La condición humana es el gran tema que vertebra el mejor cine francés producido desde los años cincuenta del siglo XX hasta nuestros días. La libertad individual, la justicia social, la rebeldía metafísica, la responsabilidad moral, la elección de valores, la existencia como proyecto ineludible. Las cuestiones, en fin, que sostuvieron la filosofía de Camus y Sartre se filtraron en el cine que siguió a la Segunda Guerra Mundial y configuraron la base intelectual primero de la Nouvelle Vague y después de la oleada de los ‘malditos’, en la década de los años ochenta, encabezada por Jean-Jacques Beineix, Luc Besson, Leos Carax y Philippe Garrel. Los amantes del Pont-Neuf (Les amants du Pont-Nef, Leos Carax, 1991) y Los amantes habituales (Les amantes réguliers, Philippe Garrel, 2005) son quizá las películas que mejor representan las inquietudes y los ideales de esta generación de cineastas. Pero también, en un contexto de pensamiento más amplio, ambos filmes ilustran que los tiempos, la Historia, determinan ante todo la forma de vivir y amar.

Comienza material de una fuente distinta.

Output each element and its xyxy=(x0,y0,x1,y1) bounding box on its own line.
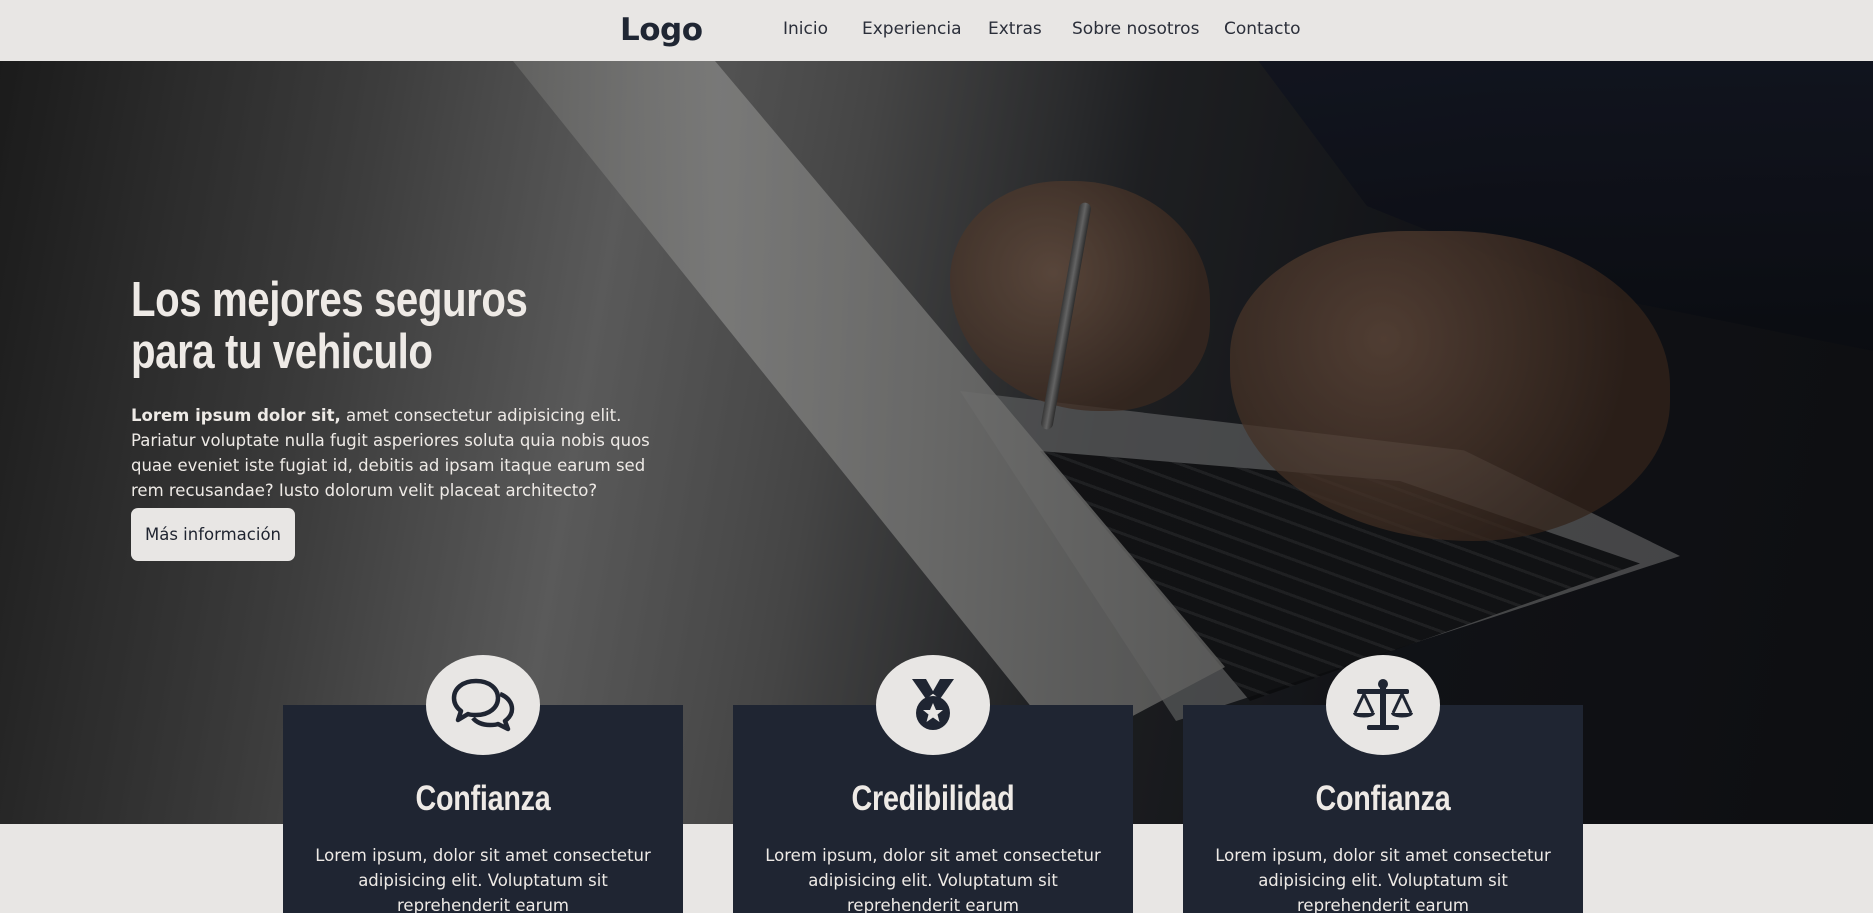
site-logo[interactable]: Logo xyxy=(620,12,703,48)
hero-description-bold: Lorem ipsum dolor sit, xyxy=(131,406,341,425)
balance-scale-icon xyxy=(1353,679,1413,730)
feature-icon-circle xyxy=(876,655,990,755)
hero-title-line-1: Los mejores seguros xyxy=(131,273,528,327)
nav-link-contacto[interactable]: Contacto xyxy=(1224,19,1301,39)
more-info-button[interactable]: Más información xyxy=(131,508,295,561)
chat-bubbles-icon xyxy=(451,678,515,732)
hero-title: Los mejores seguros para tu vehiculo xyxy=(131,274,557,378)
feature-title: Confianza xyxy=(415,779,551,818)
feature-icon-circle xyxy=(1326,655,1440,755)
feature-card-confianza: Confianza Lorem ipsum, dolor sit amet co… xyxy=(283,655,683,913)
medal-icon xyxy=(912,679,954,730)
nav-link-extras[interactable]: Extras xyxy=(988,19,1042,39)
feature-icon-circle xyxy=(426,655,540,755)
feature-text: Lorem ipsum, dolor sit amet consectetur … xyxy=(1215,846,1551,913)
feature-card-credibilidad: Credibilidad Lorem ipsum, dolor sit amet… xyxy=(733,655,1133,913)
feature-title: Credibilidad xyxy=(851,779,1015,818)
hero-description: Lorem ipsum dolor sit, amet consectetur … xyxy=(131,403,661,503)
feature-text: Lorem ipsum, dolor sit amet consectetur … xyxy=(315,846,651,913)
nav-link-inicio[interactable]: Inicio xyxy=(783,19,828,39)
nav-link-sobre-nosotros[interactable]: Sobre nosotros xyxy=(1072,19,1199,39)
hero-title-line-2: para tu vehiculo xyxy=(131,325,433,379)
top-navbar: Logo Inicio Experiencia Extras Sobre nos… xyxy=(0,0,1873,61)
feature-card-confianza-2: Confianza Lorem ipsum, dolor sit amet co… xyxy=(1183,655,1583,913)
nav-link-experiencia[interactable]: Experiencia xyxy=(862,19,962,39)
feature-text: Lorem ipsum, dolor sit amet consectetur … xyxy=(765,846,1101,913)
feature-title: Confianza xyxy=(1315,779,1451,818)
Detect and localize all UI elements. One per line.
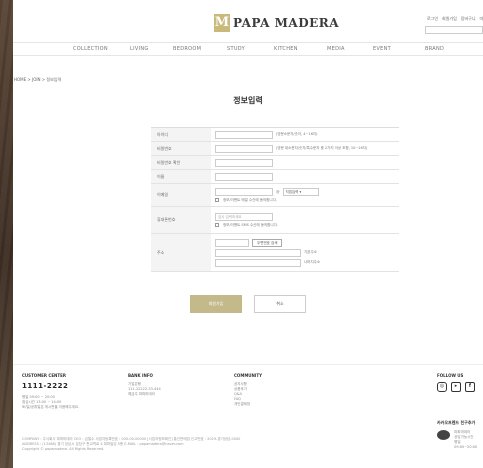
nav-collection[interactable]: COLLECTION — [73, 46, 108, 52]
company-info: COMPANY : 주식회사 파파마데라 CEO : 김철수 사업자등록번호 :… — [22, 437, 240, 452]
row-name: 이름 — [151, 170, 399, 184]
email-domain-select[interactable]: 직접입력 ▾ — [282, 187, 319, 196]
nav-kitchen[interactable]: KITCHEN — [274, 46, 298, 52]
page-title: 정보입력 — [233, 96, 263, 105]
kakao-chat-icon[interactable] — [437, 430, 451, 440]
bank-line: 예금주 파파마데라 — [128, 392, 155, 396]
address-basic-input[interactable] — [215, 248, 301, 257]
zipcode-search-button[interactable]: 우편번호 검색 — [252, 238, 283, 247]
nav-media[interactable]: MEDIA — [327, 46, 345, 52]
cs-phone: 1111-2222 — [22, 382, 69, 390]
youtube-icon[interactable]: ▸ — [451, 382, 461, 392]
email-at: @ — [276, 189, 280, 194]
address-basic-label: 기본주소 — [304, 250, 317, 254]
page-container: PAPA MADERA 로그인 회원가입 장바구니 마 COLLECTION L… — [13, 0, 483, 468]
nav-study[interactable]: STUDY — [227, 46, 245, 52]
email-label: 이메일 — [151, 184, 211, 206]
kakao-title: 카카오프렌드 친구추가 — [437, 420, 476, 425]
row-mobile: 휴대폰번호 검사 입력하세요 정보/이벤트 SMS 수신에 동의합니다. — [151, 207, 399, 234]
kakao-channel: 카카오프렌드 친구추가 파파마데라 상담가능시간 평일 09:00~20:00 — [437, 420, 483, 449]
address-detail-input[interactable] — [215, 258, 301, 267]
nav-living[interactable]: LIVING — [130, 46, 149, 52]
zipcode-input[interactable] — [215, 238, 249, 247]
name-label: 이름 — [151, 170, 211, 183]
bank-info: BANK INFO 기업은행 111-22222-33-444 예금주 파파마데… — [128, 373, 161, 397]
community-link[interactable]: 개인결제창 — [234, 402, 262, 407]
community: COMMUNITY 공지사항 상품후기 Q&A FAQ 개인결제창 — [234, 373, 262, 407]
breadcrumb: HOME > JOIN > 정보입력 — [14, 77, 62, 82]
email-agree-checkbox[interactable] — [215, 198, 219, 202]
password-input[interactable] — [215, 144, 273, 153]
follow-us: FOLLOW US ◎ ▸ f — [437, 373, 475, 392]
follow-title: FOLLOW US — [437, 373, 464, 378]
main-navigation: COLLECTION LIVING BEDROOM STUDY KITCHEN … — [13, 42, 483, 56]
sms-agree-checkbox[interactable] — [215, 223, 219, 227]
row-email: 이메일 @ 직접입력 ▾ 정보/이벤트 메일 수신에 동의합니다. — [151, 184, 399, 207]
utility-menu: 로그인 회원가입 장바구니 마 — [427, 16, 483, 22]
logo-text: PAPA MADERA — [233, 16, 340, 30]
nav-bedroom[interactable]: BEDROOM — [173, 46, 201, 52]
row-address: 주소 우편번호 검색 기본주소 나머지주소 — [151, 234, 399, 272]
cs-title: CUSTOMER CENTER — [22, 373, 66, 378]
id-input[interactable] — [215, 130, 273, 139]
form-actions: 회원가입 취소 — [13, 295, 483, 313]
logo-mark-icon — [214, 14, 230, 32]
kakao-line: 평일 09:00~20:00 — [454, 440, 478, 449]
footer: CUSTOMER CENTER 1111-2222 평일 09:00 ~ 20:… — [13, 364, 483, 468]
instagram-icon[interactable]: ◎ — [437, 382, 447, 392]
search-input[interactable] — [425, 26, 483, 34]
password-confirm-input[interactable] — [215, 158, 273, 167]
id-label: 아이디 — [151, 128, 211, 141]
facebook-icon[interactable]: f — [465, 382, 475, 392]
mobile-label: 휴대폰번호 — [151, 207, 211, 233]
row-password-confirm: 비밀번호 확인 — [151, 156, 399, 170]
util-join-link[interactable]: 회원가입 — [442, 16, 457, 22]
bank-title: BANK INFO — [128, 373, 153, 378]
password-confirm-label: 비밀번호 확인 — [151, 156, 211, 169]
community-title: COMMUNITY — [234, 373, 263, 378]
password-label: 비밀번호 — [151, 142, 211, 155]
row-id: 아이디 (영문소문자/숫자, 4~16자) — [151, 128, 399, 142]
brand-logo[interactable]: PAPA MADERA — [214, 14, 339, 32]
email-agree-label: 정보/이벤트 메일 수신에 동의합니다. — [223, 197, 277, 202]
cs-line: 토/일/공휴일은 게시판을 이용해주세요. — [22, 405, 80, 409]
email-id-input[interactable] — [215, 187, 273, 196]
name-input[interactable] — [215, 172, 273, 181]
customer-center: CUSTOMER CENTER 1111-2222 평일 09:00 ~ 20:… — [22, 373, 79, 410]
password-hint: (영문 대소문자/숫자/특수문자 중 2가지 이상 조합, 10~16자) — [276, 146, 368, 150]
nav-brand[interactable]: BRAND — [425, 46, 444, 52]
company-line: Copyright © papamadera. All Rights Reser… — [22, 447, 105, 451]
cancel-button[interactable]: 취소 — [254, 295, 306, 313]
join-button[interactable]: 회원가입 — [190, 295, 242, 313]
sms-agree-label: 정보/이벤트 SMS 수신에 동의합니다. — [223, 222, 278, 227]
join-form: 아이디 (영문소문자/숫자, 4~16자) 비밀번호 (영문 대소문자/숫자/특… — [151, 127, 399, 272]
nav-event[interactable]: EVENT — [373, 46, 391, 52]
address-label: 주소 — [151, 234, 211, 271]
util-cart-link[interactable]: 장바구니 — [461, 16, 476, 22]
address-detail-label: 나머지주소 — [304, 260, 321, 264]
util-more-link[interactable]: 마 — [480, 16, 483, 22]
mobile-input[interactable]: 검사 입력하세요 — [215, 212, 273, 221]
row-password: 비밀번호 (영문 대소문자/숫자/특수문자 중 2가지 이상 조합, 10~16… — [151, 142, 399, 156]
id-hint: (영문소문자/숫자, 4~16자) — [276, 132, 318, 136]
util-login-link[interactable]: 로그인 — [427, 16, 438, 22]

El hecho de que el primer plano de Los amantes regulares sea una toma nocturna del Pont-Neuf crea además un hermoso vínculo entre estas dos cintas, cuyas coincidencias estilísticas y argumentales están fuera de toda duda, hasta el punto de que la propuesta de Garrel parece una extensión sentimental de la de Carax, de índole más emotiva. Son asimismo evidentes sus concomitancias con La mamá y la puta (La maman et la putain, Jean Eustache, 1973). De hecho, suele escribirse que ambas películas se cuentan entre las mejores realizadas sobre mayo del 68. ¿Significa esto que Los amantes regulares es una mera variación de dos trabajos anteriores? En modo alguno. Los amores de François (Louis Garrel) y Lilie (Clotilde Hesme) bien podrían simbolizar la tan ansiada tercera vía que conciliaría a Camus y Sartre, Eustache y Carax, Rohmer y Godard, y tantas otras dialécticas que han enfrentado al ser humano con su naturaleza y destino. La revolución, la locura o el desencanto serían así una respuesta subjetiva al principio y el final del amor.
En François, un poeta que consume sus días entre la ilusión y la decepción, confluyen precisamente las dos posturas fundamentales del existencialismo: la filosofía de la política y la filosofía de la revuelta. Los sucesos de mayo del 68 sitúan a este personaje en la incómoda pero necesaria tesitura de decidir quién es. A buscar su esencia entre la presencia de la vida adulta que representan, por una parte, el Estado, identificado con la policía, el ejército y la judicatura, y, por otra, la familia tradicional, encarnada en su impasible madre y otros personajes mayores, apenas sombras de la generación que sobrevivió a la Segunda Guerra Mundial. Garrel retrata la desconexión de François y sus amigos de ambas esferas mediante una puesta en escena teatral, fotografiada en un riguroso blanco y negro con mucho grano, que acentúa el extrañamiento vital de los protagonistas. El director parece connotar que la Historia arrolla las historias, aunque sea solo de manera momentánea, cuando el individuo se disuelve en la masa.
▼ Les amants réguliers (2005), Philippe Garrel.
León de Plata a la mejor dirección de la Mostra de Venecia.
León de Plata a la mejor dirección de la Mostra de Venecia.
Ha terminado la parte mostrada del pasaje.